If there was one note I was both anticipating and dreading trying this year it was the wasabi note promised in the new Olfactive Studio Panorama. As always it is based on a photograph. This time it is of the Sheats Goldstein house in Los Angeles by photographer Miguel Sandinha. As you can see in the picture above there are two modern aspects the skyline of LA off in the distance and the glass corner of the house on the right side. What you should notice if you want to get a sense of Panorama is that well over half of the picture is green. Panorama is a fragrance of unusual green facets. Perfumer Clement Gavarry and Creative Director/Owner Celine Verleure combined to make something very green and very current. What about that wasabi note? It is amazingly good in this perfume.

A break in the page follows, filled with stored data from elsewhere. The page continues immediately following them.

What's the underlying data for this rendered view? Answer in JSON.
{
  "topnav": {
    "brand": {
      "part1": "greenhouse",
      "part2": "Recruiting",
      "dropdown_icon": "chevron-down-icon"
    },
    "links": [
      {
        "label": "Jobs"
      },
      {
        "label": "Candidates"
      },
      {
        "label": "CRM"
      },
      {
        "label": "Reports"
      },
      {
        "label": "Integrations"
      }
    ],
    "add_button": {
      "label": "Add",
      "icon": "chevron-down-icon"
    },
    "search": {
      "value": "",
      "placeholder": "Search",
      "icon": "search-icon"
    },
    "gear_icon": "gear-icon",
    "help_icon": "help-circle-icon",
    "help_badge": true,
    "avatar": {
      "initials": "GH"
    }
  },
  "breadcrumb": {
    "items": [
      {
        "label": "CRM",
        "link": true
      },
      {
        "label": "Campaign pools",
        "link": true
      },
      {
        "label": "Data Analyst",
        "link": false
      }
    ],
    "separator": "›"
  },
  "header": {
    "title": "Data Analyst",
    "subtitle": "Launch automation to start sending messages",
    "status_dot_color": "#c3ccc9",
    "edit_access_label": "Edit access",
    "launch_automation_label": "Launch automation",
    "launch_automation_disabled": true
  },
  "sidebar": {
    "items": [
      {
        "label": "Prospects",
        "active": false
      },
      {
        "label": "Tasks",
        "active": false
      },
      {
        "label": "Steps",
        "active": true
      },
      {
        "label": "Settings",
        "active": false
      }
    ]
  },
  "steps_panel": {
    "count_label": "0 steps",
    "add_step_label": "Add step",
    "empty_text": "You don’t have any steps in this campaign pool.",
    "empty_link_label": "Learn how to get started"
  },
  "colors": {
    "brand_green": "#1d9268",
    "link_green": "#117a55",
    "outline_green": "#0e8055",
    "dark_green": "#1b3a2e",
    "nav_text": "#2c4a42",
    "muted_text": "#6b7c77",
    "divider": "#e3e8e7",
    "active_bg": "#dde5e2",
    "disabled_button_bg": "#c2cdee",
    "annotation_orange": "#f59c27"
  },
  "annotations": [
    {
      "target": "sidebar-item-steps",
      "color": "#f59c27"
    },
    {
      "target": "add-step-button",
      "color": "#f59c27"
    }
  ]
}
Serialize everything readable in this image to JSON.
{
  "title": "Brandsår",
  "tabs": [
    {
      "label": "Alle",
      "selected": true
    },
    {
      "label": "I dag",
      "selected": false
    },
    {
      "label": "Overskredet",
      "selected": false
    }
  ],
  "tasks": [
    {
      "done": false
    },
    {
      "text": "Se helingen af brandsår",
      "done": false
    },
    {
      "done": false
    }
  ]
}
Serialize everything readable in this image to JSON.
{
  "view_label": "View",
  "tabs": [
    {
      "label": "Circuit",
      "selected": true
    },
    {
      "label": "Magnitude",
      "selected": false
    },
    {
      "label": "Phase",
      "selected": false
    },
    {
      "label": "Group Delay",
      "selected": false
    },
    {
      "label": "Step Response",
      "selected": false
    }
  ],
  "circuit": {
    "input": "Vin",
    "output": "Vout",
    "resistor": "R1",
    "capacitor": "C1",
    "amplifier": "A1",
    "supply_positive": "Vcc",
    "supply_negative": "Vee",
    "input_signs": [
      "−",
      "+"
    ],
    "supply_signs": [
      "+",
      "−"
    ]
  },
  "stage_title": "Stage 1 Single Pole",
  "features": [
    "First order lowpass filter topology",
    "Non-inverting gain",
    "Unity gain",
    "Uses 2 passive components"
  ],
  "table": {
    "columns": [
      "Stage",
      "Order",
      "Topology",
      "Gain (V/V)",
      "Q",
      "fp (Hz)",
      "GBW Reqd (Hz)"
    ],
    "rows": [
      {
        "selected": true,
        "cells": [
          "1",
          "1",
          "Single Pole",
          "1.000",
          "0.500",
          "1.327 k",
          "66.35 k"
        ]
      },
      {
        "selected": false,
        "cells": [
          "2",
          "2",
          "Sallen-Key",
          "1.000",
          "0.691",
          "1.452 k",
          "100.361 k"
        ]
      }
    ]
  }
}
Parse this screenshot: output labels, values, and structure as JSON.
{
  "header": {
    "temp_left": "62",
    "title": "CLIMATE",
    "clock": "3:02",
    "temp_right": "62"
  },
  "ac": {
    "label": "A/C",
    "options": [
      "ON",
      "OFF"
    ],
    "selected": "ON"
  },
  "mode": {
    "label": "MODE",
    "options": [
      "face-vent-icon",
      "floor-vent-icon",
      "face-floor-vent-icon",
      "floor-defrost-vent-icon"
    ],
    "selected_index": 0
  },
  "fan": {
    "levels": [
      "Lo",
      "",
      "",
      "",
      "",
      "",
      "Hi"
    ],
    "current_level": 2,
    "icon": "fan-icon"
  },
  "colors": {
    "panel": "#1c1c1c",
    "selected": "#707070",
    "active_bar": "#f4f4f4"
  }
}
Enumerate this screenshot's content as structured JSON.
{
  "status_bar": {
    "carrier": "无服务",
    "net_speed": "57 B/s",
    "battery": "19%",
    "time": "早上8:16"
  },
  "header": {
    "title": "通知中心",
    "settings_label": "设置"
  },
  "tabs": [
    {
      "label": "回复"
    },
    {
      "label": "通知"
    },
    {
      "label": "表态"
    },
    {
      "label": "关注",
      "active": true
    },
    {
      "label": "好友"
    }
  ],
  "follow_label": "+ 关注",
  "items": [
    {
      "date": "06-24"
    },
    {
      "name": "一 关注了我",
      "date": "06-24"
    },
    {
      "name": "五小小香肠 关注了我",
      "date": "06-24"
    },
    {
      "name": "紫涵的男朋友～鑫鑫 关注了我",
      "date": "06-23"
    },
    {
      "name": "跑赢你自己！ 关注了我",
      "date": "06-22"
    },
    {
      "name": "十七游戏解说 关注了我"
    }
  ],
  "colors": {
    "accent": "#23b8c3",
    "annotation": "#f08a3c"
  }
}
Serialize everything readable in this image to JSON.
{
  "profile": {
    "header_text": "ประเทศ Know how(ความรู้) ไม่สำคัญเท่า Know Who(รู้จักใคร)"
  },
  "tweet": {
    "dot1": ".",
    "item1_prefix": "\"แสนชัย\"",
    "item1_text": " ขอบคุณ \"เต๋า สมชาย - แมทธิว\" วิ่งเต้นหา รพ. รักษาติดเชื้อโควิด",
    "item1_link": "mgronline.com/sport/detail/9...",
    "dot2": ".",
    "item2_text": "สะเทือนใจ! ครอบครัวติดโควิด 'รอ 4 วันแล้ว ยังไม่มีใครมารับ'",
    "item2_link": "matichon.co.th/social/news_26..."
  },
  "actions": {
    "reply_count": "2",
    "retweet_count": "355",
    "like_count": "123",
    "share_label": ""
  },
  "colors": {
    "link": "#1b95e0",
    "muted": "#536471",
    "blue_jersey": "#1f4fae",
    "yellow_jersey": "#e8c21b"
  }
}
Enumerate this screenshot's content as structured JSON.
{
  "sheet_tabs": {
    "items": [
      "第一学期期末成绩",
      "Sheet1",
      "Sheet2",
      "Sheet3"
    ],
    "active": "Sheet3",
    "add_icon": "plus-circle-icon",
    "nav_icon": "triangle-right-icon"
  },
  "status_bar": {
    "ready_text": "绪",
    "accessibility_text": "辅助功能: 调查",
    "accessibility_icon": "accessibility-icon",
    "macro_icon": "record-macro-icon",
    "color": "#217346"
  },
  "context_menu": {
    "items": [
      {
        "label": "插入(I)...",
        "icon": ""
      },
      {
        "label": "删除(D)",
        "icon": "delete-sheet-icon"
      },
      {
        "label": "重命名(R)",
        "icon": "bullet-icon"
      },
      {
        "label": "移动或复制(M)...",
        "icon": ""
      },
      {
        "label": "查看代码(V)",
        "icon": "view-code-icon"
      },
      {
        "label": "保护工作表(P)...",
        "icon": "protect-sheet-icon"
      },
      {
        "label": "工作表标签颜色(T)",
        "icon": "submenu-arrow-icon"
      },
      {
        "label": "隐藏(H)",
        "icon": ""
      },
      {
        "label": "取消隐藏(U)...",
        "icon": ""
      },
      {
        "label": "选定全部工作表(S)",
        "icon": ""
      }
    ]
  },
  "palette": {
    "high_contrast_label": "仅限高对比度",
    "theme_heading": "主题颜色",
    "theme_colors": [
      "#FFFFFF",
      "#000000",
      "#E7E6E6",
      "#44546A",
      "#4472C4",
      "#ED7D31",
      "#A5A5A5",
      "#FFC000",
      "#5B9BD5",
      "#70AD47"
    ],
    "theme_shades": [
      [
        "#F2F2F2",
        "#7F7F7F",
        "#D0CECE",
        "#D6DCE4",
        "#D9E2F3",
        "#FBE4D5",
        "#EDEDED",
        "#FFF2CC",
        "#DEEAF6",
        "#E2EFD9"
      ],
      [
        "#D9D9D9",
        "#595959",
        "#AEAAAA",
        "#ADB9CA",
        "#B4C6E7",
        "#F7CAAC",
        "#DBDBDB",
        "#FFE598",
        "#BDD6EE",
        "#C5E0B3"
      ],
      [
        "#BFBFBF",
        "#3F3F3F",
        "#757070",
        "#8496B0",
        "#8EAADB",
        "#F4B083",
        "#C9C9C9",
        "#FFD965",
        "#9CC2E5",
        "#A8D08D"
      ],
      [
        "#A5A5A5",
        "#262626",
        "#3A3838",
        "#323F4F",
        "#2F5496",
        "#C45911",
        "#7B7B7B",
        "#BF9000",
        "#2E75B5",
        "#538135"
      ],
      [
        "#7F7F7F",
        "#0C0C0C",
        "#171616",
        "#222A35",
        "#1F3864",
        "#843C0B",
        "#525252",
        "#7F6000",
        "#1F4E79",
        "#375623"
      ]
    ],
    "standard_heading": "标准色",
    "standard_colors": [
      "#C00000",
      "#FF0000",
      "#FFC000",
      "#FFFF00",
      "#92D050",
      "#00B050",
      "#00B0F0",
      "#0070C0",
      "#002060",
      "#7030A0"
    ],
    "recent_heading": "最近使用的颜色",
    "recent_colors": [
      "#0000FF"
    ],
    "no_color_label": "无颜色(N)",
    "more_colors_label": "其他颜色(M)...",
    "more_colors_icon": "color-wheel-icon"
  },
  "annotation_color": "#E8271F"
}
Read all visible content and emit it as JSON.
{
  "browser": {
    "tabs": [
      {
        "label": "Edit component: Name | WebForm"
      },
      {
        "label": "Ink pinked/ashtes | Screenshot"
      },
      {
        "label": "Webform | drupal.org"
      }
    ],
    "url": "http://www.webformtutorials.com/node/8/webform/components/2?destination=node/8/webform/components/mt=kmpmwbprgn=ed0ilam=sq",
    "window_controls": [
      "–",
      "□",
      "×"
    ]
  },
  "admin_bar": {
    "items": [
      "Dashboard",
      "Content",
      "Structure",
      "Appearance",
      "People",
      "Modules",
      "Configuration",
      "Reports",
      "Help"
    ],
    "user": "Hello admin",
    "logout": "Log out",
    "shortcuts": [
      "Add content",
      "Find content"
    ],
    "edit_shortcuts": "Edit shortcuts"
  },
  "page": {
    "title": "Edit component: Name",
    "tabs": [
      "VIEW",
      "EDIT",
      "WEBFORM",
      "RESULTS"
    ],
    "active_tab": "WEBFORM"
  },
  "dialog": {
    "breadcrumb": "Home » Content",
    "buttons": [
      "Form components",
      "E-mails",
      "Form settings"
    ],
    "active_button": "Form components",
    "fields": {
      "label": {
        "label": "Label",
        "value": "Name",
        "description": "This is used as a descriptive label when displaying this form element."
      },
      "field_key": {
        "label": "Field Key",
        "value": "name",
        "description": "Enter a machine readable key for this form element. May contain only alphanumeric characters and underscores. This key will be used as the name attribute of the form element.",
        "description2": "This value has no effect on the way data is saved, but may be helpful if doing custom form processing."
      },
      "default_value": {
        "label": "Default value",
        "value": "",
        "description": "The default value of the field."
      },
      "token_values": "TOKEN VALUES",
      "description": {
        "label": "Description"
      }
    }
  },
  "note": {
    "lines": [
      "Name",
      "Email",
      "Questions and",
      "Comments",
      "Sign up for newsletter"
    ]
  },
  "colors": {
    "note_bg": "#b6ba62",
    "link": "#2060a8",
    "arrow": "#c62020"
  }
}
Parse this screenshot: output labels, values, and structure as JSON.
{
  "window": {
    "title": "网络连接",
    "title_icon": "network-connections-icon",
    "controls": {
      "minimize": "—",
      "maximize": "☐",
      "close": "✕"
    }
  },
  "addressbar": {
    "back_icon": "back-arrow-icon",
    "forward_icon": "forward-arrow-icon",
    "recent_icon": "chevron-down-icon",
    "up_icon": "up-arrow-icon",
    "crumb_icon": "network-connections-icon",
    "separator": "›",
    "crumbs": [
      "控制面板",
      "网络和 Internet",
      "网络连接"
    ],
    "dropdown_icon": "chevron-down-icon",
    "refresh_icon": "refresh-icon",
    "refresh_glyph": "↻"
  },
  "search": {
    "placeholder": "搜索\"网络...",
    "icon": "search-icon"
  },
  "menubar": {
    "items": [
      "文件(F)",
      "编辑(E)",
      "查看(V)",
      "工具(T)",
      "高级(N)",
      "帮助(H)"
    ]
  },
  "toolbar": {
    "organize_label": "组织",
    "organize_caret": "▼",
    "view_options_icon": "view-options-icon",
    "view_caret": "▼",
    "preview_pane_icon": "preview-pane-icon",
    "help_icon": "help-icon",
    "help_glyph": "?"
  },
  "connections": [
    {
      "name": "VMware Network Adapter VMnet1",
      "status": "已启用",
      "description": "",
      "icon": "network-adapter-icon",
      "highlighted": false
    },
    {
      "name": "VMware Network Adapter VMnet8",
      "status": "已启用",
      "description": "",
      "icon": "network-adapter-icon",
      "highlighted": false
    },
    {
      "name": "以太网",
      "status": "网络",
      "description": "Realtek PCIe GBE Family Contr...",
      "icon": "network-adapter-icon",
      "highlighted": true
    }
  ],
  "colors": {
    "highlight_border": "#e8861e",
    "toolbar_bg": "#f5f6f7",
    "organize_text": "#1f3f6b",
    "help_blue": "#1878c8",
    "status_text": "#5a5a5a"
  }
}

My favorite new discovery of Day 2 was X-Ray Profumo Amnesia. Inspired by the nightclub in Ibiza and not the mental affliction. Perfumer Ralf Schwieger has made a vibrant perfume which captures the beat of an oceanside club pulsing into the dawn from the night before. As with the wasabi in Panorama the keynote in Amnesia is another strange choice which works. Hr. Schwieger has developed a seaweed and sea salt accord. By itself it would probably smell like low tide and unpleasant. Forming the nucleus of Amnesia it allows all the other surrounding fresh notes to dance the night away on the beach with abandon.

Final stop on Day 2 was Michaels Edwards’ talk on oud and how it came to the West. Raise your hand if you thought YSL M7 was the first Western oud fragrance. Mr. Edwards showed us it was Balenciaga pour Homme which pre-dated M7. In a talk where he showed us a bottle of real oud extract worth $50,000 to start; we were given strip after strip to see how oud has been developed by the very best perfumers we have over the last few years. If there was ever a need to be shown that oud remains relevant in Western perfumery Mr. Edwards provided it.

That’s the end of Day 2. My final day is straight ahead and I’ll be dashing through the show like a madman.